Uma vez operado, é preciso colocar o pé no freio e diminuir as porções. “A comida do paciente tem que caber na palma da mão e não pode passar de 200 g para o resto da vida. Se achar que vai operar para tomar refrigerante e comer à vontade, não opera”, alerta o cirurgião.

 

Conheça algumas técnicas 

Banda gástrica ajustável: Um dispositivo de silicone é colocado na parte superior do estômago e divide o órgão em dois, o que desacelera a digestão e aumenta a saciedade. “O estômago vai funcionar como uma ampulheta, mas o problema é que você pode ingerir sorvete, chocolate líquido ou qualquer porção calórica que prejudica a perda de peso”, explica Rafael.

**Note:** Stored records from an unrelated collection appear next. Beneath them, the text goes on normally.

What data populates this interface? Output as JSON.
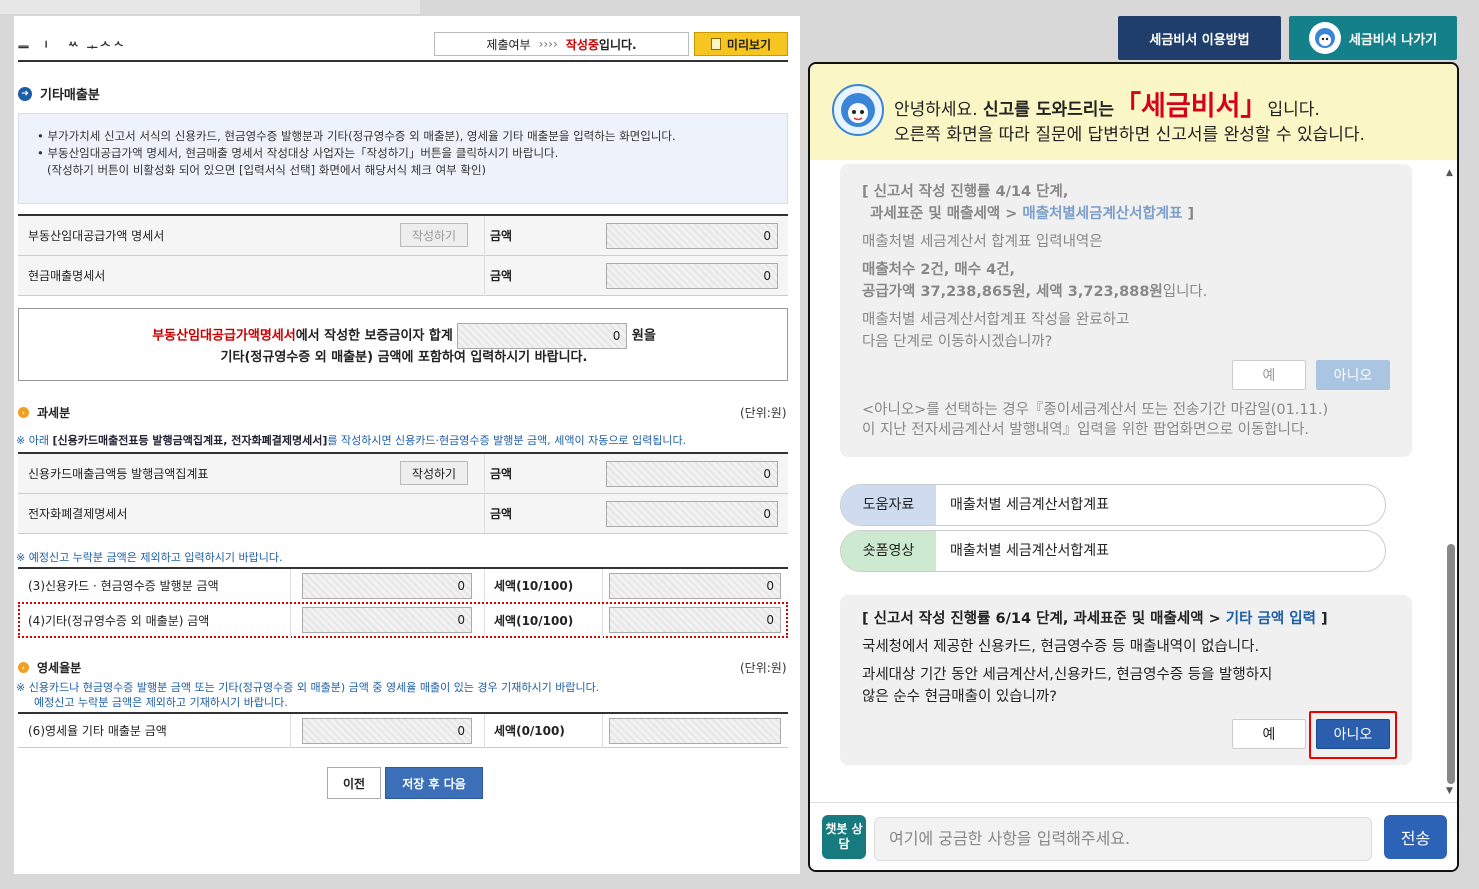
{
  "header": {
    "logo_text": "ᆖ ᆝ ᅠᄿ ᆠᄉᄾ",
    "status_label": "제출여부",
    "status_arrows": "››››",
    "status_value": "작성중",
    "status_suffix": "입니다.",
    "preview_label": "미리보기"
  },
  "other_sales": {
    "title": "기타매출분",
    "info": [
      "• 부가가치세 신고서 서식의 신용카드, 현금영수증 발행분과 기타(정규영수증 외 매출분), 영세율 기타 매출분을 입력하는 화면입니다.",
      "• 부동산임대공급가액 명세서, 현금매출 명세서 작성대상 사업자는「작성하기」버튼을 클릭하시기 바랍니다.",
      "(작성하기 버튼이 비활성화 되어 있으면 [입력서식 선택] 화면에서 해당서식 체크 여부 확인)"
    ],
    "rows": [
      {
        "label": "부동산임대공급가액 명세서",
        "button": "작성하기",
        "amount_label": "금액",
        "amount": "0"
      },
      {
        "label": "현금매출명세서",
        "amount_label": "금액",
        "amount": "0"
      }
    ],
    "notice": {
      "red_part": "부동산임대공급가액명세서",
      "part1": "에서 작성한 보증금이자 합계",
      "value": "0",
      "unit": "원을",
      "line2": "기타(정규영수증 외 매출분) 금액에 포함하여 입력하시기 바랍니다."
    }
  },
  "taxable": {
    "title": "과세분",
    "unit": "(단위:원)",
    "note_prefix": "※ 아래 ",
    "note_bold": "[신용카드매출전표등 발행금액집계표, 전자화폐결제명세서]",
    "note_suffix": "를 작성하시면 신용카드·현금영수증 발행분 금액, 세액이 자동으로 입력됩니다.",
    "rows": [
      {
        "label": "신용카드매출금액등 발행금액집계표",
        "button": "작성하기",
        "amount_label": "금액",
        "amount": "0"
      },
      {
        "label": "전자화폐결제명세서",
        "amount_label": "금액",
        "amount": "0"
      }
    ],
    "note2": "※ 예정신고 누락분 금액은 제외하고 입력하시기 바랍니다.",
    "rows2": [
      {
        "label": "(3)신용카드 · 현금영수증 발행분 금액",
        "amount": "0",
        "tax_label": "세액(10/100)",
        "tax": "0"
      },
      {
        "label": "(4)기타(정규영수증 외 매출분) 금액",
        "amount": "0",
        "tax_label": "세액(10/100)",
        "tax": "0"
      }
    ]
  },
  "zero_rate": {
    "title": "영세율분",
    "unit": "(단위:원)",
    "note1": "※ 신용카드나 현금영수증 발행분 금액 또는 기타(정규영수증 외 매출분) 금액 중 영세율 매출이 있는 경우 기재하시기 바랍니다.",
    "note2": "예정신고 누락분 금액은 제외하고 기재하시기 바랍니다.",
    "row": {
      "label": "(6)영세율 기타 매출분 금액",
      "amount": "0",
      "tax_label": "세액(0/100)",
      "tax": ""
    }
  },
  "nav": {
    "prev": "이전",
    "next": "저장 후 다음"
  },
  "assistant": {
    "guide_button": "세금비서 이용방법",
    "exit_button": "세금비서 나가기",
    "greet_prefix": "안녕하세요. ",
    "greet_bold": "신고를 도와드리는",
    "greet_brand": "「세금비서」",
    "greet_suffix": "입니다.",
    "greet_line2": "오른쪽 화면을 따라 질문에 답변하면 신고서를 완성할 수 있습니다.",
    "msg1": {
      "step_a": "[ 신고서 작성 진행률 4/14 단계,",
      "step_b": "과세표준 및 매출세액 > ",
      "step_link": "매출처별세금계산서합계표",
      "step_end": " ]",
      "l1": "매출처별 세금계산서 합계표 입력내역은",
      "l2": "매출처수 2건, 매수 4건,",
      "l3a": "공급가액 37,238,865원, 세액 3,723,888원",
      "l3b": "입니다.",
      "l4": "매출처별 세금계산서합계표 작성을 완료하고",
      "l5": "다음 단계로 이동하시겠습니까?",
      "yes": "예",
      "no": "아니오",
      "n1": "<아니오>를 선택하는 경우『종이세금계산서 또는 전송기간 마감일(01.11.)",
      "n2": "이 지난 전자세금계산서 발행내역』입력을 위한 팝업화면으로 이동합니다."
    },
    "refs": [
      {
        "tag": "도움자료",
        "name": "매출처별 세금계산서합계표"
      },
      {
        "tag": "숏폼영상",
        "name": "매출처별 세금계산서합계표"
      }
    ],
    "msg2": {
      "step": "[ 신고서 작성 진행률 6/14 단계, 과세표준 및 매출세액 > ",
      "step_link": "기타 금액 입력",
      "step_end": " ]",
      "l1": "국세청에서 제공한 신용카드, 현금영수증 등 매출내역이 없습니다.",
      "l2": "과세대상 기간 동안 세금계산서,신용카드, 현금영수증 등을 발행하지",
      "l3": "않은 순수 현금매출이 있습니까?",
      "yes": "예",
      "no": "아니오"
    },
    "chat_icon": "챗봇 상담",
    "input_placeholder": "여기에 궁금한 사항을 입력해주세요.",
    "send": "전송"
  }
}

Balão gástrico: Não necessita de cirurgia. Por meio de uma endoscopia, um balão é colocado dentro do estômago e diminui o espaço para a comida, o que aumenta a saciedade. A técnica dura seis meses.

Capella: Cirurgia que liga o estômago ao fim do intestino. Sendo assim, o alimento faz um caminho bem curto dentro do organismo. “Essa técnica é a mais utilizada no Brasil e funciona como um grampeador. Se abusar de doce e gordura, o operado pode passar mal”, afirma o médico cirurgião do aparelho digestivo.

 

Scopinaro : O estômago é reduzido cirurgicamente e ligado diretamente ao intestino delgado. Assim, apenas 3 m de íleo (parte do intestino) recebe o suco bileopancreático. Com isso, ocorre a má absorção de gorduras e pode haver diarreias frequentes caso o paciente se alimente de forma incorreta.

Interposição do íleo: Cirurgia que retira uma parte do estômago e do íleo (parte do intestino delgado). Essa parte é colocada entre o jejuno e o duodeno (parte superior do intestino). Assim, o alimento chega menos digerido ao íleo e o organismo passa a produzir mais hormônios que curam a diabetes tipo 2. A técnica ainda é proibida no Brasil
Duodenal Switch Modificado: Processo que reduz o estômago e faz um desvio para o intestino delgado. Dessa forma, a ingestão e absorção de alimentos é menor.

Gastroplastia vertical: O estômago é reduzido para 1/3 de sua capacidade, o que obriga o paciente a ingerir pequenas porções de alimentos.